CARNEIRO, G. M.; http://lattes.cnpq.br/4271071140769809; CARNEIRO, Guilherme de Melo.
Résumé:
In the context of large-scale software projects, there is an increasing demand for fixes in their
conception process that surpass the tests and quality filters of the Quality Assurance team and
impact the end customers of the product. In order to document these behaviors so that they can be
later analyzed and corrected, software engineering makes use of documents called Bug Reports (BR).

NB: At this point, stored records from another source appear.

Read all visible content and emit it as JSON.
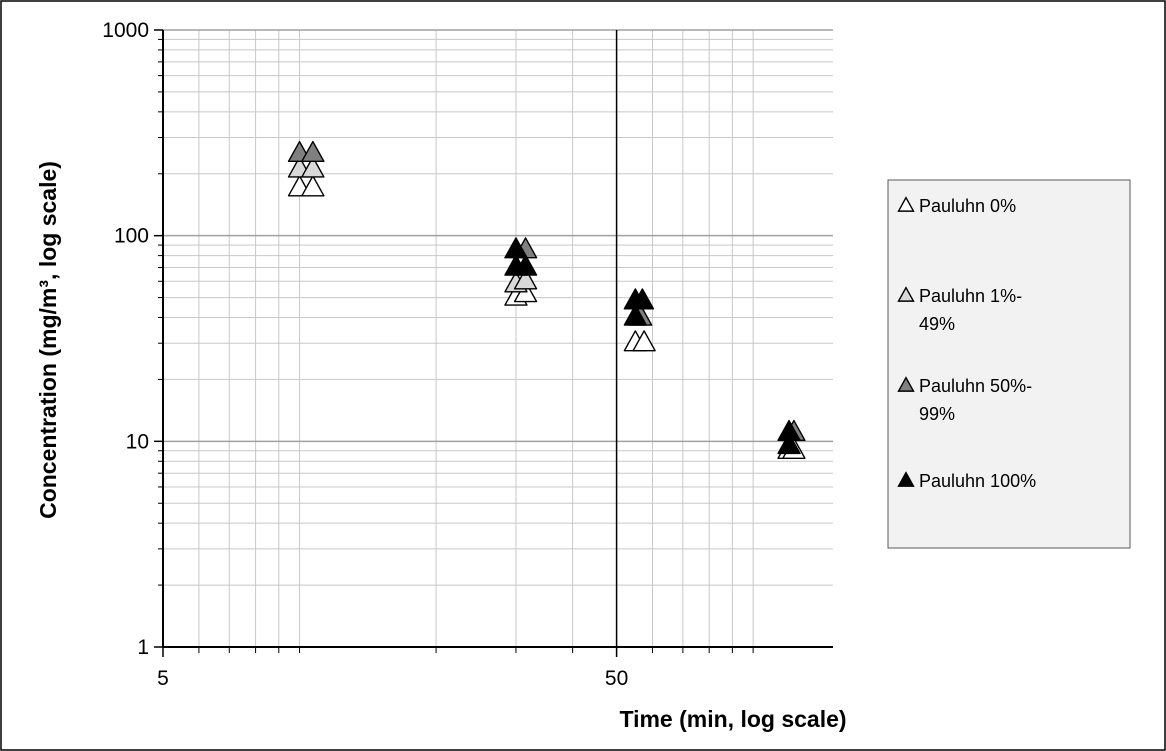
{
  "chart_data": {
    "type": "scatter",
    "title": "",
    "xlabel": "Time (min, log scale)",
    "ylabel": "Concentration (mg/m³, log scale)",
    "x_scale": "log",
    "y_scale": "log",
    "xlim": [
      5,
      150
    ],
    "ylim": [
      1,
      1000
    ],
    "x_ticks": [
      5,
      50
    ],
    "x_tick_labels": [
      "5",
      "50"
    ],
    "y_ticks": [
      1,
      10,
      100,
      1000
    ],
    "y_tick_labels": [
      "1",
      "10",
      "100",
      "1000"
    ],
    "x_reference_line": 50,
    "grid": true,
    "legend_position": "right",
    "colors": {
      "Pauluhn 0%": "#ffffff",
      "Pauluhn 1%-49%": "#d9d9d9",
      "Pauluhn 50%-99%": "#808080",
      "Pauluhn 100%": "#000000"
    },
    "series": [
      {
        "name": "Pauluhn 0%",
        "legend_lines": [
          "Pauluhn 0%"
        ],
        "marker": "triangle",
        "points": [
          [
            10,
            170
          ],
          [
            10.7,
            170
          ],
          [
            30,
            50
          ],
          [
            31.5,
            52
          ],
          [
            55,
            30
          ],
          [
            57.5,
            30
          ],
          [
            120,
            9
          ],
          [
            123,
            9
          ]
        ]
      },
      {
        "name": "Pauluhn 1%-49%",
        "legend_lines": [
          "Pauluhn 1%-",
          "49%"
        ],
        "marker": "triangle",
        "points": [
          [
            10,
            210
          ],
          [
            10.7,
            210
          ],
          [
            30,
            58
          ],
          [
            31.5,
            60
          ]
        ]
      },
      {
        "name": "Pauluhn 50%-99%",
        "legend_lines": [
          "Pauluhn 50%-",
          "99%"
        ],
        "marker": "triangle",
        "points": [
          [
            10,
            250
          ],
          [
            10.7,
            250
          ],
          [
            31.5,
            85
          ],
          [
            56.5,
            40
          ],
          [
            123,
            11
          ]
        ]
      },
      {
        "name": "Pauluhn 100%",
        "legend_lines": [
          "Pauluhn 100%"
        ],
        "marker": "triangle",
        "points": [
          [
            30,
            85
          ],
          [
            30,
            70
          ],
          [
            31.5,
            70
          ],
          [
            55,
            40
          ],
          [
            55,
            48
          ],
          [
            57,
            48
          ],
          [
            120,
            9.5
          ],
          [
            120,
            11
          ]
        ]
      }
    ]
  }
}
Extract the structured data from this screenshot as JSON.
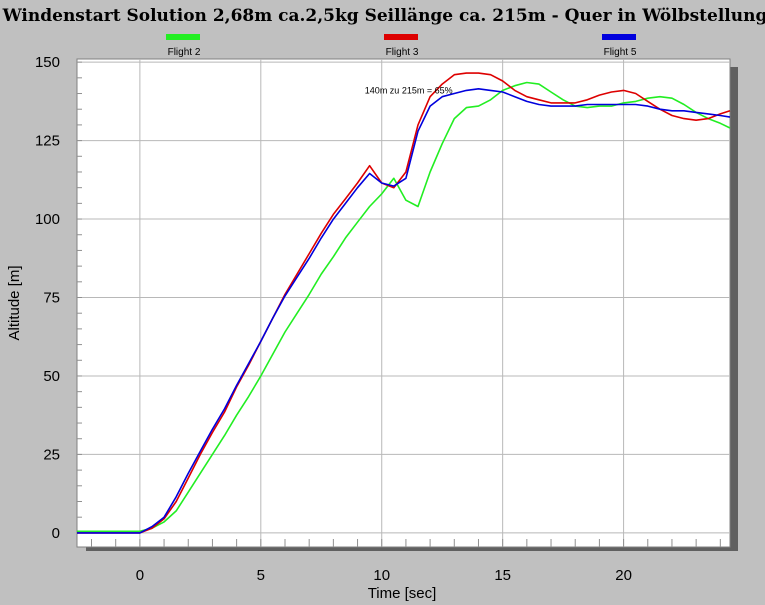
{
  "chart_data": {
    "type": "line",
    "title": "Windenstart Solution 2,68m ca.2,5kg Seillänge ca. 215m - Quer in Wölbstellung",
    "xlabel": "Time [sec]",
    "ylabel": "Altitude [m]",
    "xlim": [
      -2.6,
      24.4
    ],
    "ylim": [
      -4.5,
      151
    ],
    "xticks": [
      0,
      5,
      10,
      15,
      20
    ],
    "yticks": [
      0,
      25,
      50,
      75,
      100,
      125,
      150
    ],
    "grid": true,
    "legend_position": "top",
    "annotations": [
      {
        "text": "140m zu 215m = 65%",
        "x": 9.3,
        "y": 141
      }
    ],
    "series": [
      {
        "name": "Flight 2",
        "color": "#22ee22",
        "points": [
          [
            -2.6,
            0.5
          ],
          [
            0,
            0.5
          ],
          [
            0.5,
            1.5
          ],
          [
            1,
            3.5
          ],
          [
            1.5,
            7
          ],
          [
            2,
            13
          ],
          [
            2.5,
            19
          ],
          [
            3,
            25
          ],
          [
            3.5,
            31
          ],
          [
            4,
            37.5
          ],
          [
            4.5,
            43.5
          ],
          [
            5,
            50
          ],
          [
            5.5,
            57
          ],
          [
            6,
            64
          ],
          [
            6.5,
            70
          ],
          [
            7,
            76
          ],
          [
            7.5,
            82.5
          ],
          [
            8,
            88
          ],
          [
            8.5,
            94
          ],
          [
            9,
            99
          ],
          [
            9.5,
            104
          ],
          [
            10,
            108
          ],
          [
            10.5,
            113
          ],
          [
            11,
            106
          ],
          [
            11.5,
            104
          ],
          [
            12,
            115
          ],
          [
            12.5,
            124
          ],
          [
            13,
            132
          ],
          [
            13.5,
            135.5
          ],
          [
            14,
            136
          ],
          [
            14.5,
            138
          ],
          [
            15,
            141
          ],
          [
            15.5,
            142.5
          ],
          [
            16,
            143.5
          ],
          [
            16.5,
            143
          ],
          [
            17,
            140.5
          ],
          [
            17.5,
            138
          ],
          [
            18,
            136
          ],
          [
            18.5,
            135.5
          ],
          [
            19,
            136
          ],
          [
            19.5,
            136
          ],
          [
            20,
            137
          ],
          [
            20.5,
            137.5
          ],
          [
            21,
            138.5
          ],
          [
            21.5,
            139
          ],
          [
            22,
            138.5
          ],
          [
            22.5,
            136.5
          ],
          [
            23,
            134
          ],
          [
            23.5,
            132
          ],
          [
            24,
            130.5
          ],
          [
            24.4,
            129
          ]
        ]
      },
      {
        "name": "Flight 3",
        "color": "#dd0000",
        "points": [
          [
            -2.6,
            0
          ],
          [
            -1.5,
            0
          ],
          [
            0,
            0
          ],
          [
            0.5,
            1.5
          ],
          [
            1,
            4.5
          ],
          [
            1.5,
            10
          ],
          [
            2,
            17.5
          ],
          [
            2.5,
            25
          ],
          [
            3,
            32
          ],
          [
            3.5,
            38.5
          ],
          [
            4,
            46.5
          ],
          [
            4.5,
            53.5
          ],
          [
            5,
            61
          ],
          [
            5.5,
            68.5
          ],
          [
            6,
            76
          ],
          [
            6.5,
            82.5
          ],
          [
            7,
            89
          ],
          [
            7.5,
            95.5
          ],
          [
            8,
            101.5
          ],
          [
            8.5,
            106.5
          ],
          [
            9,
            111.5
          ],
          [
            9.5,
            117
          ],
          [
            10,
            111.5
          ],
          [
            10.5,
            110
          ],
          [
            11,
            115
          ],
          [
            11.5,
            130
          ],
          [
            12,
            139
          ],
          [
            12.5,
            143
          ],
          [
            13,
            146
          ],
          [
            13.5,
            146.5
          ],
          [
            14,
            146.5
          ],
          [
            14.5,
            146
          ],
          [
            15,
            144
          ],
          [
            15.5,
            141
          ],
          [
            16,
            139
          ],
          [
            16.5,
            138
          ],
          [
            17,
            137
          ],
          [
            17.5,
            137
          ],
          [
            18,
            137
          ],
          [
            18.5,
            138
          ],
          [
            19,
            139.5
          ],
          [
            19.5,
            140.5
          ],
          [
            20,
            141
          ],
          [
            20.5,
            140
          ],
          [
            21,
            137.5
          ],
          [
            21.5,
            135
          ],
          [
            22,
            133
          ],
          [
            22.5,
            132
          ],
          [
            23,
            131.5
          ],
          [
            23.5,
            132
          ],
          [
            24,
            133.5
          ],
          [
            24.4,
            134.5
          ]
        ]
      },
      {
        "name": "Flight 5",
        "color": "#0000dd",
        "points": [
          [
            -2.6,
            0
          ],
          [
            0,
            0
          ],
          [
            0.5,
            2
          ],
          [
            1,
            5
          ],
          [
            1.5,
            11.5
          ],
          [
            2,
            19
          ],
          [
            2.5,
            26
          ],
          [
            3,
            33
          ],
          [
            3.5,
            39.5
          ],
          [
            4,
            47
          ],
          [
            4.5,
            54
          ],
          [
            5,
            61
          ],
          [
            5.5,
            68.5
          ],
          [
            6,
            75.5
          ],
          [
            6.5,
            81.5
          ],
          [
            7,
            87.5
          ],
          [
            7.5,
            94
          ],
          [
            8,
            100
          ],
          [
            8.5,
            105
          ],
          [
            9,
            110
          ],
          [
            9.5,
            114.5
          ],
          [
            10,
            111.5
          ],
          [
            10.5,
            110.5
          ],
          [
            11,
            113
          ],
          [
            11.5,
            128
          ],
          [
            12,
            136
          ],
          [
            12.5,
            139
          ],
          [
            13,
            140
          ],
          [
            13.5,
            141
          ],
          [
            14,
            141.5
          ],
          [
            14.5,
            141
          ],
          [
            15,
            140.5
          ],
          [
            15.5,
            139
          ],
          [
            16,
            137.5
          ],
          [
            16.5,
            136.5
          ],
          [
            17,
            136
          ],
          [
            17.5,
            136
          ],
          [
            18,
            136
          ],
          [
            18.5,
            136.5
          ],
          [
            19,
            136.5
          ],
          [
            19.5,
            136.5
          ],
          [
            20,
            136.5
          ],
          [
            20.5,
            136.5
          ],
          [
            21,
            136
          ],
          [
            21.5,
            135
          ],
          [
            22,
            134.5
          ],
          [
            22.5,
            134.5
          ],
          [
            23,
            134
          ],
          [
            23.5,
            133.5
          ],
          [
            24,
            133
          ],
          [
            24.4,
            132.5
          ]
        ]
      }
    ]
  }
}
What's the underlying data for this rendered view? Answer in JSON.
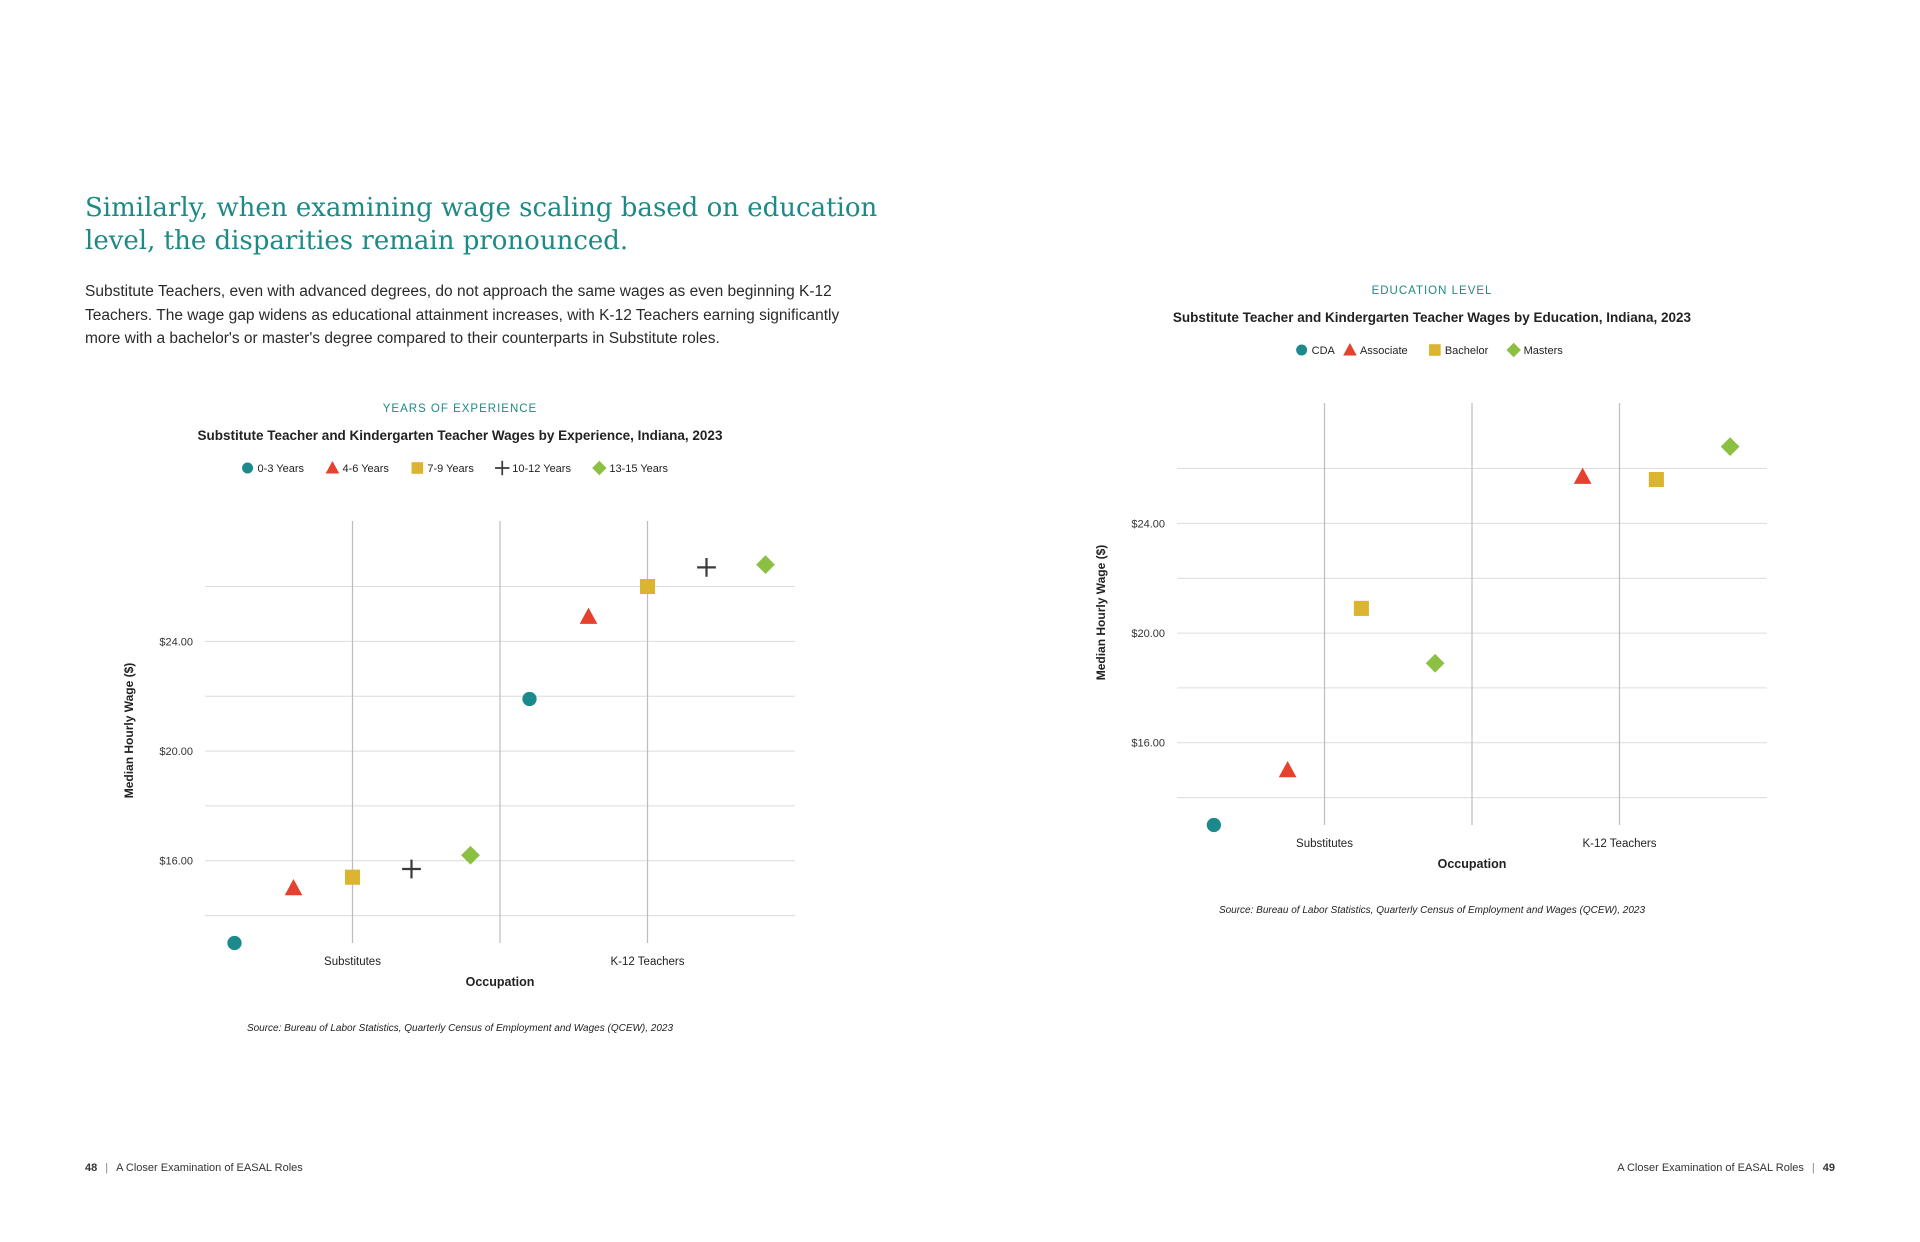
{
  "page": {
    "headline": "Similarly, when examining wage scaling based on education level, the disparities remain pronounced.",
    "intro": "Substitute Teachers, even with advanced degrees, do not approach the same wages as even beginning K-12 Teachers. The wage gap widens as educational attainment increases, with K-12 Teachers earning significantly more with a bachelor's or master's degree compared to their counterparts in Substitute roles.",
    "footer_left": {
      "page_number": "48",
      "text": "A Closer Examination of EASAL Roles"
    },
    "footer_right": {
      "page_number": "49",
      "text": "A Closer Examination of EASAL Roles"
    }
  },
  "chart_data": [
    {
      "type": "scatter",
      "kicker": "YEARS OF EXPERIENCE",
      "title": "Substitute Teacher and Kindergarten Teacher Wages by Experience, Indiana, 2023",
      "xlabel": "Occupation",
      "ylabel": "Median Hourly Wage ($)",
      "categories": [
        "Substitutes",
        "K-12 Teachers"
      ],
      "yticks": [
        "$16.00",
        "$20.00",
        "$24.00"
      ],
      "ytick_values": [
        16,
        20,
        24
      ],
      "ylim": [
        13,
        28.5
      ],
      "grid_y": [
        14,
        16,
        18,
        20,
        22,
        24,
        26
      ],
      "grid": true,
      "legend_position": "top",
      "source": "Source: Bureau of Labor Statistics, Quarterly Census of Employment and Wages (QCEW), 2023",
      "series": [
        {
          "name": "0-3 Years",
          "marker": "circle",
          "color": "#1c8a8c",
          "values": [
            13.0,
            21.9
          ]
        },
        {
          "name": "4-6 Years",
          "marker": "triangle",
          "color": "#e5412e",
          "values": [
            15.0,
            24.9
          ]
        },
        {
          "name": "7-9 Years",
          "marker": "square",
          "color": "#dbb430",
          "values": [
            15.4,
            26.0
          ]
        },
        {
          "name": "10-12 Years",
          "marker": "plus",
          "color": "#3a3a3a",
          "values": [
            15.7,
            26.7
          ]
        },
        {
          "name": "13-15 Years",
          "marker": "diamond",
          "color": "#8cc043",
          "values": [
            16.2,
            26.8
          ]
        }
      ]
    },
    {
      "type": "scatter",
      "kicker": "EDUCATION LEVEL",
      "title": "Substitute Teacher and Kindergarten Teacher Wages by Education, Indiana, 2023",
      "xlabel": "Occupation",
      "ylabel": "Median Hourly Wage ($)",
      "categories": [
        "Substitutes",
        "K-12 Teachers"
      ],
      "yticks": [
        "$16.00",
        "$20.00",
        "$24.00"
      ],
      "ytick_values": [
        16,
        20,
        24
      ],
      "ylim": [
        13,
        28.5
      ],
      "grid_y": [
        14,
        16,
        18,
        20,
        22,
        24,
        26
      ],
      "grid": true,
      "legend_position": "top",
      "source": "Source: Bureau of Labor Statistics, Quarterly Census of Employment and Wages (QCEW), 2023",
      "series": [
        {
          "name": "CDA",
          "marker": "circle",
          "color": "#1c8a8c",
          "values": [
            13.0,
            null
          ]
        },
        {
          "name": "Associate",
          "marker": "triangle",
          "color": "#e5412e",
          "values": [
            15.0,
            25.7
          ]
        },
        {
          "name": "Bachelor",
          "marker": "square",
          "color": "#dbb430",
          "values": [
            20.9,
            25.6
          ]
        },
        {
          "name": "Masters",
          "marker": "diamond",
          "color": "#8cc043",
          "values": [
            18.9,
            26.8
          ]
        }
      ]
    }
  ]
}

As pointed out by Anvik et al [2], the frequency of new BRs being opened in large projects is high,
exemplified by the Eclipse tool, which already had approximately 190 new BRs being opened daily in
2005. Motivated by this problem, this study proposes and evaluates a BR recommendation system
based on textual similarity, with the differential use of the state-of-the-art text comprehension model
BERT [3] as one of the factors in the similarity calculation. Its objective is to improve suggestions for
BRs with a context close to that provided by the maintainer, which would supposedly increase their
productivity and consequently the number of resolved BRs. As the results obtained attest, there were
gains of approximately 14% in the frequency of relevant BRs for the first 20 recommendations, when
compared to the technique that used only TF-IDF as a textual vectorization model. Finally, the BERT
model added improvements to the evaluated metrics (precision, feedback, and likelihood) when used
in a complementary manner to TF-IDF, but did not perform positively in an isolated manner.